I have to start writing novels again. I have missed writing so much! It's still really hard, but I believe I can get my skills and inspiration back. I used to love writing, I was really good at it. It was my way to share my thoughts. But then I went to high school. High school ruined my imagination and writing. Suddenly I didn't have time to write any fiction, everything had to be based on fact and I couldn't use my normal language. I had to use boring language.
I know, it was my own fault that I let my mother language teachers control my writing. I should have just told them to fuck off. I was so proud of my writing when I was younger. Not anymore, now it's nothing special. But I was too conscientious, I was the good girl. I wanted learn everything, but that meant I lost my own thing.
I graduated over a year ago. And still I can't write. High school isn't the only reason why I can't write.
I'm really shy about my writings. This blog (and my other blog) are my way to practice writing before I actually start to write novels.
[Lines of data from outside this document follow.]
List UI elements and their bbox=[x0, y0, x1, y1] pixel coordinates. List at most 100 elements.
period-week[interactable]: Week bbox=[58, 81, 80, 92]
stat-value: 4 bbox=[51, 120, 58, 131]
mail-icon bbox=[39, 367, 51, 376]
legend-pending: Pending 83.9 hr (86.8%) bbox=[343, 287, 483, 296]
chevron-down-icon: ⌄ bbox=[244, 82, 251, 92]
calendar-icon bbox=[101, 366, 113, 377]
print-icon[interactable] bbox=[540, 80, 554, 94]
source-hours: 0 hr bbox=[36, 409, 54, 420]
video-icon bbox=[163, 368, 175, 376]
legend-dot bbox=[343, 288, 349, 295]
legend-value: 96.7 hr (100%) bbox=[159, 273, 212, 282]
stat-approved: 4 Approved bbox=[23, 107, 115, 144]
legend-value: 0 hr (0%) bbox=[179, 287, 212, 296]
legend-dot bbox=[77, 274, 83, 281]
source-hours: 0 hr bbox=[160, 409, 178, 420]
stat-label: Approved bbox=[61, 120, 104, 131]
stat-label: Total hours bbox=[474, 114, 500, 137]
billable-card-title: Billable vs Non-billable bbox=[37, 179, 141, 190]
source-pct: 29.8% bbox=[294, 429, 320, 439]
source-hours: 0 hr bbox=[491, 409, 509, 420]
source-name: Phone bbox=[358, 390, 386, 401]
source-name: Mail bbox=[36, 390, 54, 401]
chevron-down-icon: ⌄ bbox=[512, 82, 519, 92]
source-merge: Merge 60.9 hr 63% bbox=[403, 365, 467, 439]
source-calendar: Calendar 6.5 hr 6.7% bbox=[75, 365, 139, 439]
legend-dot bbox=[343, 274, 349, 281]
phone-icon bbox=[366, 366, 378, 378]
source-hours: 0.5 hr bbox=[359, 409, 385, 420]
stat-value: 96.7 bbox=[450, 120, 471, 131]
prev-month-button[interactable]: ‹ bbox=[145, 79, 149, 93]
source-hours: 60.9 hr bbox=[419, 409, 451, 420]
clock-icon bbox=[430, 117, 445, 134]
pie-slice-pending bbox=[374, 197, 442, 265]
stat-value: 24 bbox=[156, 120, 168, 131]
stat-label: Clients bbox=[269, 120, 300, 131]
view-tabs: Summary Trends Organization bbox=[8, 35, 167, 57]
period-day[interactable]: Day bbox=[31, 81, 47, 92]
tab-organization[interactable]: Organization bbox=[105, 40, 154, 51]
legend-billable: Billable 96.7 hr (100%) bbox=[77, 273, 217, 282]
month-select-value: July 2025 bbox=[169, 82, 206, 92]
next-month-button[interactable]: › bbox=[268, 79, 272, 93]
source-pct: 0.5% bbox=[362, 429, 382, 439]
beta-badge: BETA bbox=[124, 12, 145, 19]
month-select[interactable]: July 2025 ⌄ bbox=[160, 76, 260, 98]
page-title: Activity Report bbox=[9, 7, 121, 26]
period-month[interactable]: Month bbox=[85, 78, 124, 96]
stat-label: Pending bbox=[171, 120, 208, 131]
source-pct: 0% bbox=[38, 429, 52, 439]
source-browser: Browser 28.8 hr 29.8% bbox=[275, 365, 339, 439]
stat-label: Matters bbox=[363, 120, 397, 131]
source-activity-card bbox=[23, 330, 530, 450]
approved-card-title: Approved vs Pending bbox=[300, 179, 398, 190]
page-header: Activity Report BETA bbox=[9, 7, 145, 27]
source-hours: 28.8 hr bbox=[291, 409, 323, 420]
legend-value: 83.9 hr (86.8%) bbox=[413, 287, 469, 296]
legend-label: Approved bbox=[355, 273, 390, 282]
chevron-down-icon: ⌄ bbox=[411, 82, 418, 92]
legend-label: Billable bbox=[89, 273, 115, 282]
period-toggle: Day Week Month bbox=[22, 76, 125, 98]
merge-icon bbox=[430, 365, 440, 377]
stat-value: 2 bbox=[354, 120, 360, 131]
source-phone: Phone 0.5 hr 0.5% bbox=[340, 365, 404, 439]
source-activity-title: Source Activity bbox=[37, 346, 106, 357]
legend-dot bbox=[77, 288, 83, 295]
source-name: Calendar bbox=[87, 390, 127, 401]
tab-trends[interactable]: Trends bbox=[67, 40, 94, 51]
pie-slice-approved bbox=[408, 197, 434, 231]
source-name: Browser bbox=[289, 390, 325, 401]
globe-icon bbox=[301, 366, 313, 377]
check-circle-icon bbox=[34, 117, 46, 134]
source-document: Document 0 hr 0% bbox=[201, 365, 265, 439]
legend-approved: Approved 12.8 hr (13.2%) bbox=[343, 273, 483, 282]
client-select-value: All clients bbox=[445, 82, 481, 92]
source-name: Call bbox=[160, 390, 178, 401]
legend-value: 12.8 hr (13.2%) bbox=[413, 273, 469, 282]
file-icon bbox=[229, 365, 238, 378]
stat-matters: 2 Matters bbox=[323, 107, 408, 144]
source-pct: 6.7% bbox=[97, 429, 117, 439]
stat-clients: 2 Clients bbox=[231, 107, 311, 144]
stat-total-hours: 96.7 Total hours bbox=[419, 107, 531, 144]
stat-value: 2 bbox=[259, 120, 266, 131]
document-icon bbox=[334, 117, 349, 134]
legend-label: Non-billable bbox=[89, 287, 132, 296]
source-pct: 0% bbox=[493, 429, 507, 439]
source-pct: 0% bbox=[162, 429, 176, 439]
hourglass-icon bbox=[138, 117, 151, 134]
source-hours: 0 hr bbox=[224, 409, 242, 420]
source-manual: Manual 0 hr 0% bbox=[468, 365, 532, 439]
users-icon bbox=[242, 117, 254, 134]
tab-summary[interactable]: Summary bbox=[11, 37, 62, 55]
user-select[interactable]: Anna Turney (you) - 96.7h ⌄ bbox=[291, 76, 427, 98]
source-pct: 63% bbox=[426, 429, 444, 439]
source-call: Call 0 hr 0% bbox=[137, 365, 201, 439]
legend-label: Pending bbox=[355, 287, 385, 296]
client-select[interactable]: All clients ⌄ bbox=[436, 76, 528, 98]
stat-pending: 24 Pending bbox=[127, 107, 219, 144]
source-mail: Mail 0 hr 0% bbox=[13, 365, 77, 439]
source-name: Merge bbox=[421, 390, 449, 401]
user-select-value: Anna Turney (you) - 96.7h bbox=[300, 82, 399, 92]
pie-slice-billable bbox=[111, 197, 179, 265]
But there's something inside me which blocks my writing. I don't want anyone to read my writings without my permission. I need my privacy. Even though I know, people can read my things if they really want, but it's different to KNOW that someone is doing it.
My boyfriend has read my and M's conversations two times now. He can't understand why am I so mad at him. And why can't I write anything anymore. I know, I haven't always been talking nicely about him and of course he's jealous. I left to Iceland meet some other guy who I had known one week in Sicily. I would be jealous too.
But that doesn't give rights to break in to my computer and read my conversation with him. My boyfriend just ruined my trust. I can't trust him anymore, I don't want to tell him anything. I don't want him to know anything what I'm thinking. He doesn't deserve my thoughts.
Now I know that he can read everything I write in my computer. Is it a surprise, I don't wanna write anything? I can't write anything, because he might understand my words in the wrong way. It's better not to write at all. I don't want to explain my writings every time.
He promised to me, he won't read my things ever again. He made that promise after the first time. And then he broke his promise. When he told me about that second time reading, all I wanted to say was "fuck you, it's over now." I was so mad at him. For some reason, I just swallowed my anger and explained my words. But I still can't forgive him. I'm so mad at him. He ruined my illusion about privacy.
He can be such a asshole, but he can be also so lovely.